The PUC has a raised floor for managing data infrastructure and for distributing conditioned air. The system was also included in the steel-framed version of the building, but the cavity provides an added benefit now that the structure is made of concrete. The structure's mass should act like a thermal battery, storing heat generated by people, equipment, and lighting during the day. At night, facility managers should be able to purge this heat by drawing cool outdoor air through the under-floor cavity, helping reduce load on the building's chillers. Unfortunately, because of the limitations of analysis software, engineers weren't able to fully exploit the heat-storing capacity of the structure in their design so that they could, for example, make mechanical equipment smaller. "Modeling tools don't quantify the contribution of thermal mass well," says Ravenscroft.  "But we believe there is some benefit."

While the project team tried to make the most of any synergies between the frame and the other building systems, at the same time they worked to reduce the embodied energy typically associated with a concrete structure. To minimize its carbon footprint, engineers have substituted about 70 percent of the Portland cement in a standard concrete mix with supplemental cementitious materials (SCMs), including slag (a byproduct of steelmaking) and fly ash (a byproduct of energy generation from coal-fired power plants). By replacing a material that is energy-intensive to manufacture with waste products that might otherwise have be sent to landfills, team members say that they have cut the carbon emissions of the PUC's concrete in half.

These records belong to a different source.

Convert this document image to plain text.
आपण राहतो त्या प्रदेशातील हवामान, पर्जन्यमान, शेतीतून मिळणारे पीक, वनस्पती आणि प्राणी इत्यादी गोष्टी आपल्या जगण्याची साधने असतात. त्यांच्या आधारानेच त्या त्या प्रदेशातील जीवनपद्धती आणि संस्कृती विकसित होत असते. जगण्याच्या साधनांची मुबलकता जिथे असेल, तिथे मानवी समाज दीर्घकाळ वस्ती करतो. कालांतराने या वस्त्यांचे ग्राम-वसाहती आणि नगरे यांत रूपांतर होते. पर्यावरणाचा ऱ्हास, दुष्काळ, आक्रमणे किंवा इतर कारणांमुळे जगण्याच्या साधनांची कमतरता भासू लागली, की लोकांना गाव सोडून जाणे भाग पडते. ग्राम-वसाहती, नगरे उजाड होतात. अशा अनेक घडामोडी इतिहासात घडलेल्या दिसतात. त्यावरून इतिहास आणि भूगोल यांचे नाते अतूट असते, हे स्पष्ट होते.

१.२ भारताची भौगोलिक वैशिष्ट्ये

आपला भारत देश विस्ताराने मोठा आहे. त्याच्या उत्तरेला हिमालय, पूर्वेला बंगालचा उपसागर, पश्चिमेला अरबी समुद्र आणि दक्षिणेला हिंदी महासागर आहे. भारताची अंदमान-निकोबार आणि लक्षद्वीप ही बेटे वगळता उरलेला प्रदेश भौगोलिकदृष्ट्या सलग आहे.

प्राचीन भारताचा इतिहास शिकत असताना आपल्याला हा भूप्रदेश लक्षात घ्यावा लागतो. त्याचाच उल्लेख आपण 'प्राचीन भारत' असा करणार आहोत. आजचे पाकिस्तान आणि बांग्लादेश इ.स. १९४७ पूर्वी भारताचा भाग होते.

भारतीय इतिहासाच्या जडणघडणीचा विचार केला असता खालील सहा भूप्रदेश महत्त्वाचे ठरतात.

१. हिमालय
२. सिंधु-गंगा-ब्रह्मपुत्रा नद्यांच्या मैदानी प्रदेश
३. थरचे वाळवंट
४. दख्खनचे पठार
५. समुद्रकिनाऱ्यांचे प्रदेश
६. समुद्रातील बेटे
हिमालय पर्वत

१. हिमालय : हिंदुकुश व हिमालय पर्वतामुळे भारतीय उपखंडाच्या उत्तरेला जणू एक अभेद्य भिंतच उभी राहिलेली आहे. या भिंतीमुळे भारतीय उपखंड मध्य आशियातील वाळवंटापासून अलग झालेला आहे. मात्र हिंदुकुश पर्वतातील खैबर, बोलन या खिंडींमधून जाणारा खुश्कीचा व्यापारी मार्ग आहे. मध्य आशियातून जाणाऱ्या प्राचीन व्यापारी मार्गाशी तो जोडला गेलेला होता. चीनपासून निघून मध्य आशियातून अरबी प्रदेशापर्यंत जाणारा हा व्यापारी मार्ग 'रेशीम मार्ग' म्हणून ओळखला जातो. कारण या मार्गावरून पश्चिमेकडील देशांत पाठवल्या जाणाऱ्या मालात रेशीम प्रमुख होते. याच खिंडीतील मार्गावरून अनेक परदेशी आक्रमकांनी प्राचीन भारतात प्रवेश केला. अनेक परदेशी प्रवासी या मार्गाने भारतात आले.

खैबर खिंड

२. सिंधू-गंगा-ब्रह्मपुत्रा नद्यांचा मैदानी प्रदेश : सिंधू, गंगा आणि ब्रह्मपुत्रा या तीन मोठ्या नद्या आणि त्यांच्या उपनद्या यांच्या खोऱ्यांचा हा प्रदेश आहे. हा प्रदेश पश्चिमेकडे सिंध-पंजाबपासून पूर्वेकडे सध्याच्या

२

The unusual mix has not been without its challenges, especially for the general contractor, Webcor Builders. Although it already had experience with cement replacement, the PUC structure called for a much higher proportions of SCMs than any of the company's earlier projects. With such a high level of substitution, "the products begin to significantly change the dynamics of hydration," says Matt Rossie, Webcor's project director, referring to the chemical reaction that allows concrete to set and harden when cement is combined with water. In general, SCMs like slag and fly ash slow the process, but understanding just how much is critical to estimating how quickly a particular mixture will gain strength, which in turn is important to both the quality of the finished product and the construction schedule.

To help determine how soon formwork can be stripped and when post-tensioning can be applied Webcor and its subcontractor, San Jose−based Central Concrete Supply, are relying on a process known as "maturity testing." The method involves monitoring the heat generated as a result of hydration with embedded sensors and then correlating those results to laboratory tests for the same mix. "Early strength gain is just a function of temperature and time," explains Mike Donovan, Central's manager of technical services.

Relying on this testing method, contractors have been removing forms from the columns about 24 hours after concrete placement and tensioning the horizontal tendons around three days after each slab pour. At press time in mid-May, the frame was almost complete, with only the tensioning of the core tendons remaining. With all the projects' fits and starts, the contractor is relieved to have reached this milestone. Says Rossie, "It's extremely satisfying to see the structural system come to fruition."